When I’m up against a deadline, I want Kamala Harris on my side.

California’s attorney general showed again she knows how to get things moving in a tough situation. After the U.S. Supreme Court ruling on Prop 8, it appeared that there could be a 25-day wait for the Ninth Circuit to lift a stay and let couples marry. Or things could have been worse. I was worried that there could be more litigation that could delay the happy moment for couples.

But Harris wouldn’t allow that to happen. She pushed, publicly and privately, and couples were being married by Friday afternoon. Prop 8 supporters cried foul, but so what? She got it done.

This episode was a strong echo of Harris’ maneuvering last year to race Gov. Jerry Brown’s Prop 30 through review so it could be circulated. In that case, Harris took an initiative process that can take six weeks and turned it around in two days. The quick turnaround was crucial, since Brown had filed a compromise initiative (he’d dropped his original to make a deal with progressive groups, including the California Federation Teachers) so late that, under the normal timeline, his measure might not have qualified for the ballot in time.

In both cases – Prop 8 and Prop 30 – what would normally take weeks took only two days.

Call her 48-Hour Harris.

What does this tell us about one of California’s most promising (and most famously attractive) politicians?

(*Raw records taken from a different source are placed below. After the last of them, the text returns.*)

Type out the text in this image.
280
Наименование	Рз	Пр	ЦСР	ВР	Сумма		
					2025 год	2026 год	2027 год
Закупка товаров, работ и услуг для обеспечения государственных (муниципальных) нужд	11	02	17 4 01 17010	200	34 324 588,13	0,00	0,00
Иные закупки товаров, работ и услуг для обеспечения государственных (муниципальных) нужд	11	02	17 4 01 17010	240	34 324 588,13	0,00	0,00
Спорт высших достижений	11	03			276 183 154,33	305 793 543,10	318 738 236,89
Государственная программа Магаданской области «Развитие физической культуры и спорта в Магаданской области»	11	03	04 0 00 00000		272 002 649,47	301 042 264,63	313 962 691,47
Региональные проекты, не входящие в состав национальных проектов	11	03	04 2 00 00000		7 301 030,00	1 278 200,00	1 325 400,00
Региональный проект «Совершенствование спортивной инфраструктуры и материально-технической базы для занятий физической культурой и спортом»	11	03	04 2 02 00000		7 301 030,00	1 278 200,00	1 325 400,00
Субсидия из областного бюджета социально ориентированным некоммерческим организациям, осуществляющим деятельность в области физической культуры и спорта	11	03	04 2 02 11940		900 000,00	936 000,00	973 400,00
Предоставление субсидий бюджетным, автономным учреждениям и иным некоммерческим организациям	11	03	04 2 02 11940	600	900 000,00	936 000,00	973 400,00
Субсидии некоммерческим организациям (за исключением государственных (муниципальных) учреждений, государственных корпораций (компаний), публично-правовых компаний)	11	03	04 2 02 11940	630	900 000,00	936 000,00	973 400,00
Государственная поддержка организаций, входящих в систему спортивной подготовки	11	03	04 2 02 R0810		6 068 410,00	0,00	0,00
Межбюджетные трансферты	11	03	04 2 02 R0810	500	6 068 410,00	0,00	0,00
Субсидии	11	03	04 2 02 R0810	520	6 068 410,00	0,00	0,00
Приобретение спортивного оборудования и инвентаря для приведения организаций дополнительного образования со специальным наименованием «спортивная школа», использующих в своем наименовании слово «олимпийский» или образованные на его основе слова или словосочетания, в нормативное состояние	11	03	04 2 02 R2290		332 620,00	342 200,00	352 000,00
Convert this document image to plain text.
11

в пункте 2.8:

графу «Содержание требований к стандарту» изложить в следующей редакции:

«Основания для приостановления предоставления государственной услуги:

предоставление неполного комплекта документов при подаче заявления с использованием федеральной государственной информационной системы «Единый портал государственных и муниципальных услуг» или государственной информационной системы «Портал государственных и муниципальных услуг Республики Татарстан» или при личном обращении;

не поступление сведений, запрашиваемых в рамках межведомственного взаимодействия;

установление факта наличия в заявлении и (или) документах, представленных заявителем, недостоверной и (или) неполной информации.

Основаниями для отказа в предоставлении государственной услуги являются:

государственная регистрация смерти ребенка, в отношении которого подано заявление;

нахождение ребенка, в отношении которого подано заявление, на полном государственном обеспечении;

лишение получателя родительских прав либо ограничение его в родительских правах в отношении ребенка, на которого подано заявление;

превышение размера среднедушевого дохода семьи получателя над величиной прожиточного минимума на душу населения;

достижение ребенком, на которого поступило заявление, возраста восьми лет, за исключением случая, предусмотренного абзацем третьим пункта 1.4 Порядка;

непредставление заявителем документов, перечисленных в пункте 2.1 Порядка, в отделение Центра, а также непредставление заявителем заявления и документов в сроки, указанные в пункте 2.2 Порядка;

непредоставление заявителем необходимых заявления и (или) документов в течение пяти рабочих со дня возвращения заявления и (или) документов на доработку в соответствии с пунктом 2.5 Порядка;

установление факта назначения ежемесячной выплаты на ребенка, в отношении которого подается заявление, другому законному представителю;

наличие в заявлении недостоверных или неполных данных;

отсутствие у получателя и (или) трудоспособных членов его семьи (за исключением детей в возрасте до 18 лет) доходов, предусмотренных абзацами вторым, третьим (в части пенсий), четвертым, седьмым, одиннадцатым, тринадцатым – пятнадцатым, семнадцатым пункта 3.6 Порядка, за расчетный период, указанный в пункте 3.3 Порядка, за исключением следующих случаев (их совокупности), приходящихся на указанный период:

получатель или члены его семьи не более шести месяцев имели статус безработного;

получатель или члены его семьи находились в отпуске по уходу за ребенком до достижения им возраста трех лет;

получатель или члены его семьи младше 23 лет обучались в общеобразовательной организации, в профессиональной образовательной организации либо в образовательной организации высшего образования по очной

That when she makes up her mind, she doesn’t mess around.

And that her political future, much discussed and much debated, should lie in executive office.

Harris has been talked about as a judge, even a high federal court judge, or as a U.S. Senator. But the sort of talent she has displayed here is much, much better suited for a governor. A California governor inevitably faces difficult situations, even disasters. Being able to make decisions and get things done quickly is a crucial skill.

She’s got it.

Yes, some people suggested she has bent the rules in these cases (I was one of those accusers on Prop 30, which I thought was a missed opportunity for the state; of course, I’m cheering now, since I believe in marriage equality). But being able to bend the rules is an asset for a governor. It also could be the sort of attribute that wouldn’t go over as well in a Senate confirmation hearing for a judicial nominee.